A oposição denuncia que as prisões e expurgos por ligação com o grupo gülenista estão em sua maioria entre os contrários ao Governo e quase não ocorreram nas fileiras da situação, apesar de ter sido justamente o partido governista AKP a ter maior colaboração com a rede do clérigo exilado (um número significativo de deputados de seu grupo parlamentar nos mandatos entre 2007 e 2015 eram gülenistas declarados). De fato, um dos militares acusados de liderar a sublevação, Mehmet Disli, é irmão de um dos dirigentes do AKP, Saban Disli. Os genros de duas importantes figuras dentro do partido – o prefeito de Istambul, Kadir Topbas, e o ex-presidente do Parlamento, Bülent Arinç – também estão sendo investigados por sua participação na estrutura gülenista, mas, ao contrário de outros, foram imediatamente colocados em liberdade.

Por que Erdogan disse que o golpe foi “um presente de Deus”?

Em sua primeira entrevista à imprensa uma vez derrotado o golpe, Erdogan afirmou que havia sido “um presente de Deus”, o que aumentou as suspeitas dos que veem sua mão por trás do complô. Certamente, nos meses seguintes, aproveitou a oportunidade da melhor maneira possível para reprimir a oposição e conseguir a aprovação de uma reforma constitucional que lhe dará maiores poderes. Reforma que, antes do golpe, não contava com o apoio parlamentar e popular necessário.

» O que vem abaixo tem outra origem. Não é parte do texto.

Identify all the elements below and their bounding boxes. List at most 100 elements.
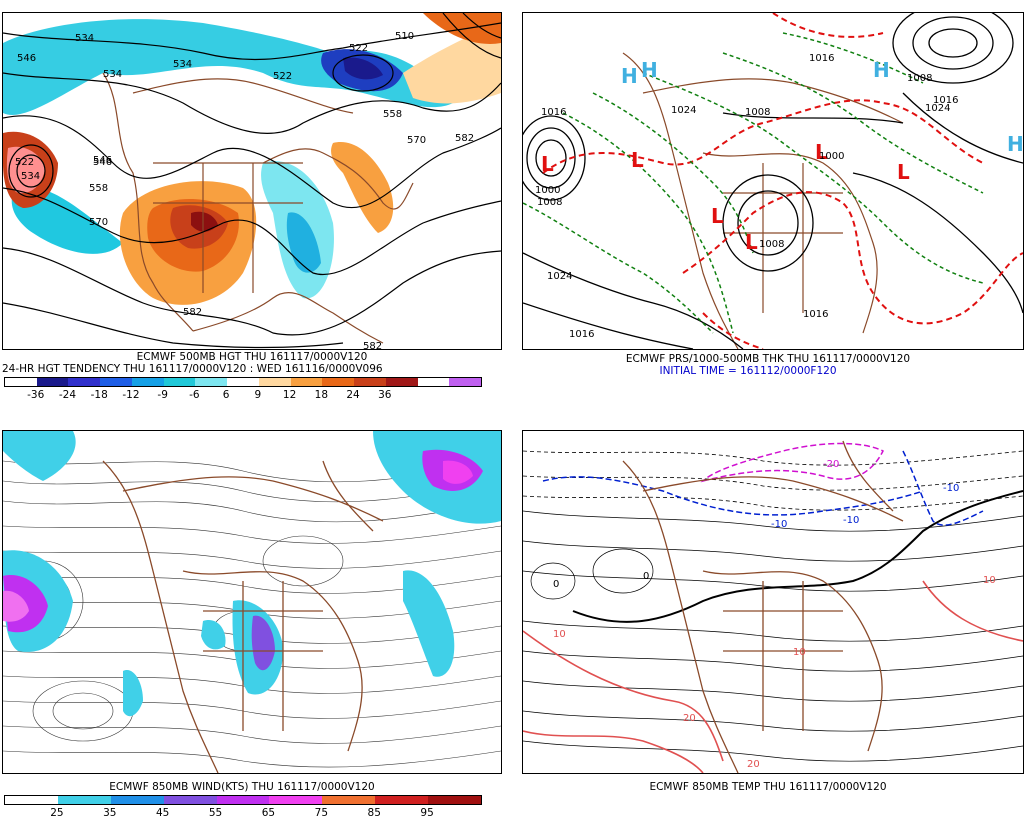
- panel-title: ECMWF 850MB WIND(KTS) THU 161117/0000V12…: [109, 781, 375, 793]
- colorbar-tick: 6: [222, 389, 230, 401]
- isotherm-minus10-b: [902, 450, 984, 526]
- pressure-label: 1024: [671, 105, 696, 116]
- high-marker: H: [641, 58, 658, 82]
- colorbar-segment: [290, 378, 323, 386]
- contour-label: 570: [407, 135, 426, 146]
- tendency-positive-low-west-core: [6, 146, 46, 194]
- wind-shading-central-core: [251, 615, 275, 671]
- pressure-label: 1008: [537, 197, 562, 208]
- coastline: [622, 52, 904, 349]
- colorbar-tick: 18: [314, 389, 329, 401]
- pressure-label: 1016: [803, 309, 828, 320]
- map-frame-temp: -10 -10 -20 -10 0 0 10 10 20 10 20: [522, 430, 1024, 774]
- colorbar-tick: 75: [314, 807, 329, 819]
- colorbar-segment: [131, 378, 164, 386]
- colorbar-segment: [195, 378, 228, 386]
- zero-isotherm: [572, 490, 1023, 623]
- wind-shading-north: [3, 431, 76, 481]
- low-marker: L: [897, 160, 910, 184]
- contour-label: 546: [93, 155, 112, 166]
- low-marker: L: [745, 230, 758, 254]
- tendency-positive-ne: [403, 23, 501, 104]
- contour-label: 582: [363, 341, 382, 349]
- contour-label: 522: [15, 157, 34, 168]
- pressure-label: 1016: [541, 107, 566, 118]
- colorbar-segment: [322, 796, 376, 804]
- colorbar-segment: [110, 796, 164, 804]
- panel-500mb-height: 546 534 534 534 522 510 522 546 558 570 …: [0, 0, 512, 410]
- tendency-negative-north: [3, 19, 453, 115]
- contour-label: 534: [21, 171, 40, 182]
- tendency-colorbar: [4, 377, 482, 387]
- wind-shading-east: [403, 570, 455, 677]
- contour-label: 558: [89, 183, 108, 194]
- low-marker: L: [631, 148, 644, 172]
- map-850mb-temp: -10 -10 -20 -10 0 0 10 10 20 10 20: [523, 440, 1023, 773]
- colorbar-segment: [68, 378, 101, 386]
- colorbar-tick: -24: [58, 389, 77, 401]
- thickness-red: [542, 13, 1023, 349]
- temp-label: -10: [843, 515, 859, 526]
- map-frame-pressure: L L L L L L H H H H 1016 1000 1008 1024 …: [522, 12, 1024, 350]
- panel-pressure-thickness: L L L L L L H H H H 1016 1000 1008 1024 …: [512, 0, 1024, 410]
- colorbar-segment: [417, 378, 450, 386]
- colorbar-tick: 95: [420, 807, 434, 819]
- pressure-label: 1008: [759, 239, 784, 250]
- contour-label: 534: [103, 69, 122, 80]
- pressure-label: 1024: [547, 271, 572, 282]
- temp-label: 0: [553, 579, 559, 590]
- colorbar-tick: 35: [103, 807, 117, 819]
- colorbar-segment: [428, 796, 482, 804]
- coastline: [102, 460, 384, 773]
- temp-label: -10: [943, 483, 959, 494]
- map-frame-500mb: 546 534 534 534 522 510 522 546 558 570 …: [2, 12, 502, 350]
- map-850mb-wind: [3, 431, 501, 773]
- wind-shading-sw: [123, 670, 143, 717]
- colorbar-segment: [227, 378, 259, 386]
- contour-label: 546: [93, 157, 112, 168]
- pressure-label: 1000: [819, 151, 844, 162]
- map-500mb-height: 546 534 534 534 522 510 522 546 558 570 …: [3, 13, 501, 349]
- colorbar-segment: [385, 378, 418, 386]
- wind-shading-mid: [201, 620, 226, 650]
- temp-label: 0: [643, 571, 649, 582]
- colorbar-tick: 12: [282, 389, 297, 401]
- temp-label: -20: [823, 459, 839, 470]
- contour-label: 558: [383, 109, 402, 120]
- tendency-positive-east: [331, 142, 394, 233]
- isotherm-20: [523, 730, 704, 773]
- temp-contours-thin: [523, 510, 1023, 762]
- low-marker: L: [815, 140, 828, 164]
- colorbar-tick: 65: [261, 807, 276, 819]
- colorbar-segment: [322, 378, 355, 386]
- low-marker: L: [541, 152, 554, 176]
- temp-labels: -10 -10 -20 -10 0 0 10 10 20 10 20: [553, 459, 996, 770]
- colorbar-tick: -9: [157, 389, 168, 401]
- wind-colorbar-ticks: 25 35 45 55 65 75 85 95: [4, 807, 480, 819]
- contour-label: 534: [75, 33, 94, 44]
- wind-colorbar: [4, 795, 482, 805]
- isotherm-minus10: [542, 476, 924, 516]
- isotherm-minus20: [700, 442, 885, 483]
- colorbar-segment: [163, 378, 196, 386]
- colorbar-tick: -18: [90, 389, 108, 401]
- colorbar-segment: [258, 378, 291, 386]
- colorbar-tick: 45: [155, 807, 170, 819]
- tendency-negative-core2: [343, 57, 383, 80]
- panel-title: ECMWF 850MB TEMP THU 161117/0000V120: [649, 781, 887, 793]
- temp-label: 10: [793, 647, 806, 658]
- temp-label: 20: [683, 713, 696, 724]
- colorbar-segment: [216, 796, 270, 804]
- wind-shading-west-core2: [3, 590, 29, 622]
- low-marker: L: [711, 204, 724, 228]
- height-contours: [3, 13, 501, 349]
- pressure-label: 1016: [933, 95, 958, 106]
- high-marker: H: [1007, 132, 1023, 156]
- coastline: [102, 72, 414, 344]
- colorbar-segment: [375, 796, 429, 804]
- colorbar-tick: 9: [254, 389, 262, 401]
- coastline: [622, 440, 904, 773]
- map-pressure-thickness: L L L L L L H H H H 1016 1000 1008 1024 …: [523, 13, 1023, 349]
- center-markers: L L L L L L H H H H: [541, 58, 1023, 254]
- high-marker: H: [873, 58, 890, 82]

Apesar de ter se beneficiado do golpe, não significa exatamente que estivesse por trás dele. Shadi Hamid, autor do livro Islamic Exceptionalism, argumenta que, talvez, a resposta seja mais simples: “Erdogan acredita literalmente que [o golpe] foi um presente de Deus”, uma vez que sua fé no destino é inquebrantável. Há décadas vê cada ascensão nos degraus de sua carreira política como um voto de confiança do povo, mas também como parte de um plano divino onde ele próprio tem atribuído um papel primordial.